You waited patiently until his tears slowed, his grip on you loosened, his head coming back up to look at you. Just by looking at him you could see how much happier he seemed, tears were needed to bring Jimin back to you.

"I'm sorry," he whispered, staring down into his lap.

"Don't. Don't apologise, you have nothing to be sorry for. You are one of the strongest human beings I know, not many people would be able to do what you do, cope like you do, live like you do."

"I realise now that I've just let everything get to me, I've kept everything trapped because I was scared to show weakness, I didn't want anyone to think any less of me."

Your hands cupped his cheeks, thumbs brushing the slightly red skin. "No one would think less of you, especially not me, I'm so proud of you, Park Jimin, all I want is for you to be okay, I want you to smile everyday and enjoy what you do and love the people around you, it wouldn't matter if you were an idol, a doctor or anything else, it's just you."

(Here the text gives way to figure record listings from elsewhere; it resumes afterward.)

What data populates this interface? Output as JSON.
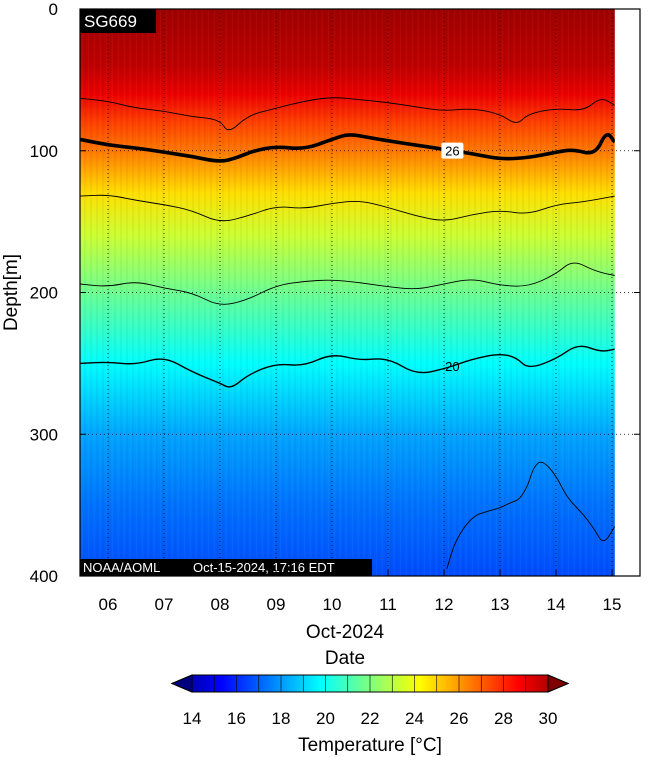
{
  "chart_data": {
    "type": "heatmap",
    "title": "",
    "platform_label": "SG669",
    "credit": "NOAA/AOML",
    "timestamp": "Oct-15-2024, 17:16 EDT",
    "xlabel": "Date",
    "x_sublabel": "Oct-2024",
    "ylabel": "Depth[m]",
    "colorbar_label": "Temperature [°C]",
    "x_ticks": [
      "06",
      "07",
      "08",
      "09",
      "10",
      "11",
      "12",
      "13",
      "14",
      "15"
    ],
    "y_ticks": [
      "0",
      "100",
      "200",
      "300",
      "400"
    ],
    "xlim": [
      5.5,
      15.5
    ],
    "ylim": [
      0,
      400
    ],
    "y_inverted": true,
    "data_xlim": [
      5.5,
      15.05
    ],
    "colorbar_ticks": [
      "14",
      "16",
      "18",
      "20",
      "22",
      "24",
      "26",
      "28",
      "30"
    ],
    "colorbar_range": [
      14,
      30
    ],
    "colormap": [
      "#00007f",
      "#0000ff",
      "#007fff",
      "#00ffff",
      "#7fff7f",
      "#ffff00",
      "#ff7f00",
      "#ff0000",
      "#7f0000"
    ],
    "grid": true,
    "temperature_profile": {
      "depth": [
        0,
        40,
        60,
        80,
        100,
        130,
        160,
        200,
        250,
        300,
        350,
        400
      ],
      "temp": [
        29.5,
        29.0,
        28.3,
        27.0,
        26.1,
        24.5,
        23.2,
        21.7,
        20.0,
        18.6,
        17.8,
        17.2
      ]
    },
    "contours": [
      {
        "level": 28,
        "x": [
          5.5,
          6.0,
          6.5,
          7.0,
          7.5,
          8.0,
          8.15,
          8.5,
          9.0,
          9.5,
          10.0,
          10.5,
          11.0,
          11.5,
          12.0,
          12.5,
          13.0,
          13.3,
          13.5,
          14.0,
          14.5,
          14.8,
          15.05
        ],
        "depth": [
          63,
          65,
          70,
          72,
          76,
          78,
          88,
          75,
          70,
          65,
          62,
          64,
          66,
          69,
          72,
          70,
          74,
          82,
          74,
          70,
          72,
          62,
          68
        ]
      },
      {
        "level": 26,
        "label": "26",
        "x": [
          5.5,
          6.0,
          6.5,
          7.0,
          7.5,
          8.0,
          8.3,
          8.6,
          9.0,
          9.5,
          10.0,
          10.3,
          10.7,
          11.0,
          11.5,
          12.0,
          12.5,
          13.0,
          13.5,
          14.0,
          14.3,
          14.7,
          14.9,
          15.05
        ],
        "depth": [
          92,
          96,
          98,
          101,
          104,
          108,
          105,
          100,
          97,
          99,
          92,
          88,
          91,
          93,
          96,
          99,
          102,
          106,
          105,
          101,
          99,
          103,
          86,
          94
        ]
      },
      {
        "level": 24,
        "x": [
          5.5,
          6.0,
          6.5,
          7.0,
          7.5,
          8.0,
          8.5,
          9.0,
          9.5,
          10.0,
          10.5,
          11.0,
          11.5,
          12.0,
          12.5,
          13.0,
          13.5,
          14.0,
          14.5,
          15.05
        ],
        "depth": [
          132,
          131,
          135,
          138,
          142,
          151,
          146,
          139,
          141,
          137,
          135,
          140,
          146,
          150,
          145,
          142,
          145,
          138,
          136,
          132
        ]
      },
      {
        "level": 22,
        "x": [
          5.5,
          6.0,
          6.5,
          7.0,
          7.5,
          8.0,
          8.5,
          9.0,
          9.5,
          10.0,
          10.5,
          11.0,
          11.5,
          12.0,
          12.5,
          13.0,
          13.5,
          14.0,
          14.3,
          14.7,
          15.05
        ],
        "depth": [
          194,
          196,
          192,
          197,
          200,
          210,
          205,
          195,
          192,
          191,
          193,
          196,
          198,
          194,
          190,
          195,
          196,
          187,
          177,
          185,
          188
        ]
      },
      {
        "level": 20,
        "label": "20",
        "x": [
          5.5,
          6.0,
          6.5,
          7.0,
          7.5,
          8.0,
          8.2,
          8.5,
          9.0,
          9.5,
          10.0,
          10.5,
          11.0,
          11.5,
          12.0,
          12.5,
          13.0,
          13.3,
          13.5,
          14.0,
          14.4,
          14.8,
          15.05
        ],
        "depth": [
          250,
          249,
          251,
          245,
          256,
          264,
          268,
          258,
          250,
          252,
          243,
          248,
          246,
          258,
          254,
          247,
          243,
          246,
          254,
          247,
          236,
          242,
          240
        ]
      },
      {
        "level": 18,
        "x": [
          12.05,
          12.2,
          12.5,
          12.8,
          13.0,
          13.2,
          13.35,
          13.5,
          13.6,
          13.75,
          14.0,
          14.2,
          14.5,
          14.7,
          14.85,
          15.05
        ],
        "depth": [
          395,
          375,
          358,
          354,
          352,
          348,
          346,
          336,
          323,
          318,
          329,
          345,
          357,
          368,
          378,
          365
        ]
      }
    ]
  }
}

"I can't imagine life without you sometimes, all the things you do for me, all the times you're there for me. If I wasn't able to come home to you tonight I don't know what state I would be in, it's you that keeps me sane."

"You do that yourself."

"But I don't. You're the one I turn to whenever I need love and support because I can always count on you, no matter what. There's no one else in this world, it's always been you, dealing with the long distance, heavy nights, stressful times, only you."

You chuckled, pressing a soft kiss to his slightly chapped lips, "you know why I do all of that?"

"Because your crazy?"

Your laughter grew as you shook your head, pressing your forehead against his. "No, silly, I do it because I love you, and I'd sacrifice anything for you, I want to see you happy, I want to be your happiness."

"You always have been, and you always will be, I love you so damn much. Thank you for just being you."